Skip to content

Assignment 4

Key Takeaways

  • Problem 1(b): A regression tree for a univariate feature space \(\mathcal{X} = \mathbb{R}\) is simply a piecewise constant function. Suppose we have determined that the splits for our regression tree and get the disjoint regions \(R_s\). We find that \(\hat{\beta}_s\) is the average of all the response values for all observations that have features contained in \(R_s\).

  • Problem 2(a): A bagged prediction function \(\hat{f}\) is a linear function of \(\boldsymbol{x}\) with a regression coefficient \(\frac{1}{B} \sum_{i=1}^B \hat{\boldsymbol{\beta}}^{(i)}\), i.e. the average of the regression coefficients of the fits on \(\mathcal{D}^{(i)}\).
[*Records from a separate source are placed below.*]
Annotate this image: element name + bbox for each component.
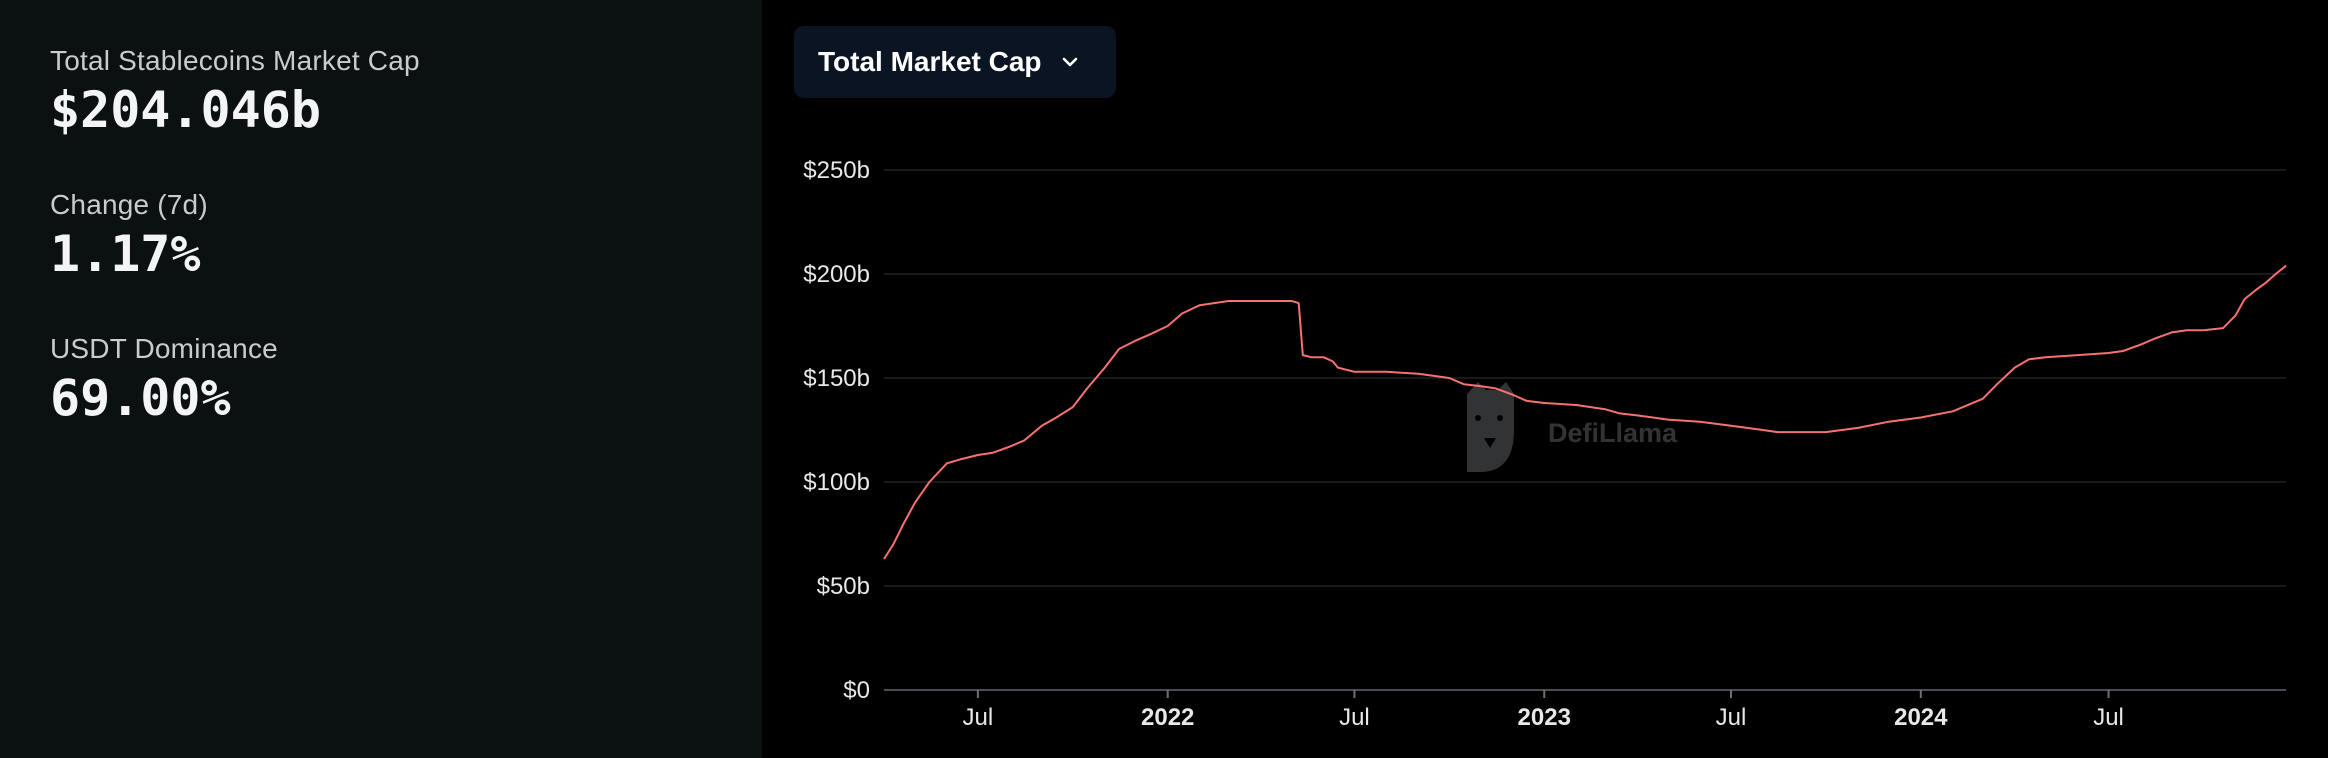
stat-value: 69.00% xyxy=(50,369,231,427)
stat-value: $204.046b xyxy=(50,81,321,139)
y-tick-label: $0 xyxy=(843,677,870,704)
stat-label: USDT Dominance xyxy=(50,333,278,364)
stablecoin-market-cap-chart: DefiLlama $0 $50b $100b $150b $200b $250b Jul 2… xyxy=(803,157,2287,731)
series-line xyxy=(883,264,2287,560)
grid-layer xyxy=(884,169,2286,587)
x-tick-label: Jul xyxy=(1716,704,1747,731)
chevron-down-icon xyxy=(1060,50,1084,74)
watermark: DefiLlama xyxy=(1467,382,1678,472)
stats-panel: Total Stablecoins Market Cap $204.046b C… xyxy=(0,0,762,758)
y-tick-label: $100b xyxy=(803,469,870,496)
x-tick-label: 2023 xyxy=(1518,704,1571,731)
x-tick-label: Jul xyxy=(2093,704,2124,731)
y-tick-label: $50b xyxy=(817,573,870,600)
llama-logo-icon xyxy=(1467,382,1514,472)
watermark-text: DefiLlama xyxy=(1548,418,1678,448)
axis-layer: $0 $50b $100b $150b $200b $250b Jul 2022 Jul 2023… xyxy=(803,157,2286,731)
stat-label: Total Stablecoins Market Cap xyxy=(50,45,420,76)
chart-type-dropdown[interactable]: Total Market Cap xyxy=(794,26,1116,98)
x-tick-label: Jul xyxy=(1339,704,1370,731)
stat-change-7d: Change (7d) 1.17% xyxy=(50,188,208,282)
y-tick-label: $200b xyxy=(803,261,870,288)
dropdown-label: Total Market Cap xyxy=(818,46,1042,77)
y-tick-label: $250b xyxy=(803,157,870,184)
stat-value: 1.17% xyxy=(50,225,201,283)
y-tick-label: $150b xyxy=(803,365,870,392)
stat-usdt-dominance: USDT Dominance 69.00% xyxy=(50,332,278,426)
stat-label: Change (7d) xyxy=(50,189,208,220)
x-tick-label: 2022 xyxy=(1141,704,1194,731)
line-layer xyxy=(883,264,2287,560)
chart-panel xyxy=(762,0,2328,758)
stat-market-cap: Total Stablecoins Market Cap $204.046b xyxy=(50,44,420,138)
x-tick-label: Jul xyxy=(963,704,994,731)
x-tick-label: 2024 xyxy=(1894,704,1948,731)
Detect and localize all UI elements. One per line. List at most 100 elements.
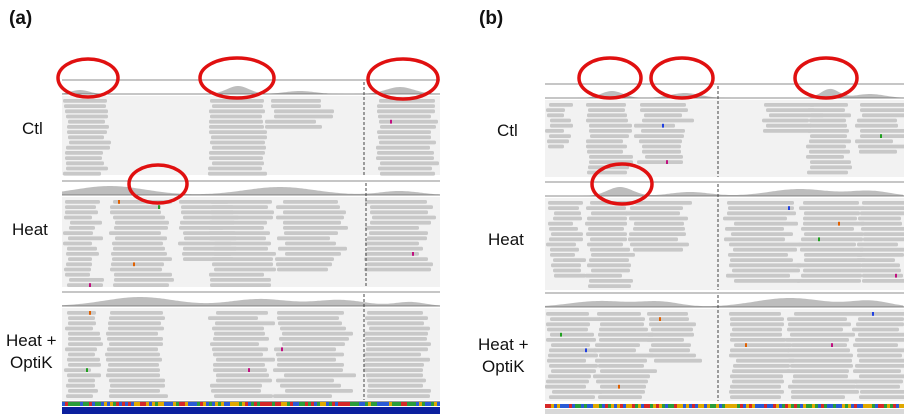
reference-sequence-base — [401, 402, 404, 406]
read — [550, 253, 575, 257]
reference-sequence-base — [128, 402, 131, 406]
read — [69, 278, 104, 282]
reference-sequence-base — [347, 402, 350, 406]
read — [365, 252, 419, 256]
read — [862, 201, 904, 205]
read — [110, 311, 163, 315]
reference-sequence-base — [365, 402, 368, 406]
read — [729, 312, 781, 316]
read — [210, 114, 262, 119]
read — [590, 237, 627, 242]
read — [211, 389, 261, 393]
read — [787, 327, 843, 332]
reference-sequence-base — [170, 402, 173, 406]
reference-sequence-base — [878, 404, 881, 408]
read — [211, 135, 267, 140]
read — [852, 327, 899, 332]
reference-sequence-base — [317, 402, 320, 406]
read — [69, 140, 111, 145]
reference-sequence-base — [776, 404, 779, 408]
read — [587, 242, 623, 247]
read — [63, 241, 92, 246]
reference-sequence-base — [374, 402, 377, 406]
mismatch-mark — [745, 343, 747, 347]
read — [280, 383, 341, 388]
read — [109, 389, 160, 393]
reference-sequence-base — [779, 404, 782, 408]
read — [273, 394, 332, 398]
read — [591, 211, 628, 216]
reference-sequence-base — [656, 404, 659, 408]
read — [378, 166, 432, 171]
read — [734, 279, 801, 283]
read — [380, 125, 436, 129]
reference-sequence-base — [689, 404, 692, 408]
read — [66, 166, 108, 171]
read — [732, 369, 791, 373]
read — [630, 206, 683, 210]
read — [65, 156, 102, 160]
read — [588, 227, 624, 231]
read — [786, 369, 849, 373]
read — [862, 113, 904, 118]
read — [365, 226, 419, 230]
read — [68, 135, 104, 140]
read — [856, 258, 895, 262]
reference-sequence-base — [203, 402, 206, 406]
read — [65, 326, 93, 331]
read — [212, 347, 268, 352]
read — [598, 332, 654, 337]
reference-sequence-base — [872, 404, 875, 408]
reference-sequence-base — [134, 402, 137, 406]
reference-sequence-base — [815, 404, 818, 408]
mismatch-mark — [880, 134, 882, 138]
read — [64, 267, 91, 272]
read — [111, 262, 164, 267]
read — [599, 353, 654, 358]
read — [546, 108, 565, 112]
read — [367, 321, 424, 326]
reference-sequence-base — [299, 402, 302, 406]
read — [216, 373, 269, 378]
read — [63, 171, 101, 176]
read — [366, 347, 428, 352]
reference-sequence-base — [389, 402, 392, 406]
reference-sequence-base — [830, 404, 833, 408]
read — [804, 253, 863, 257]
read — [376, 145, 430, 150]
read — [365, 337, 427, 341]
read — [370, 205, 433, 209]
reference-sequence-base — [212, 402, 215, 406]
reference-sequence-base — [101, 402, 104, 406]
read — [730, 374, 783, 379]
read — [271, 99, 321, 103]
read — [589, 258, 629, 262]
reference-sequence-base — [605, 404, 608, 408]
read — [67, 283, 103, 287]
read — [369, 231, 428, 235]
read — [212, 104, 263, 108]
reference-sequence-base — [821, 404, 824, 408]
read — [276, 378, 334, 383]
reference-sequence-base — [380, 402, 383, 406]
read — [654, 358, 702, 363]
reference-sequence-base — [335, 402, 338, 406]
reference-sequence-base — [794, 404, 797, 408]
read — [796, 263, 862, 268]
read — [274, 347, 336, 352]
read — [208, 171, 267, 176]
read — [597, 312, 641, 316]
read — [586, 206, 626, 210]
read — [106, 357, 162, 362]
read — [589, 123, 632, 128]
reference-sequence-base — [866, 404, 869, 408]
read — [804, 258, 866, 262]
read — [729, 390, 784, 394]
read — [547, 358, 586, 363]
reference-sequence-base — [749, 404, 752, 408]
reference-sequence-base — [386, 402, 389, 406]
read — [862, 279, 904, 283]
read — [804, 232, 864, 236]
read — [114, 278, 174, 282]
read — [587, 170, 627, 175]
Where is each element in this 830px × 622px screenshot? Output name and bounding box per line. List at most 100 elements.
  • Problem 2(d): The model averaging (functions of different degrees) regularizes the coefficients of the higher order polynomial terms by shrinking them toward zero.

  • Problem 3(e): We see that the function plot for pH versus potassium (K) shows a trend reversal. (For the observed data as we increase potassium it seems that the pH also increases. However, in our GAM fit the fitted partial function is mostly decreasing as K increases.) A trend reversal of this nature does not necessarily indicate that the GAM fit is poor, but it does suggest that there is dependence or collinearity between the different features.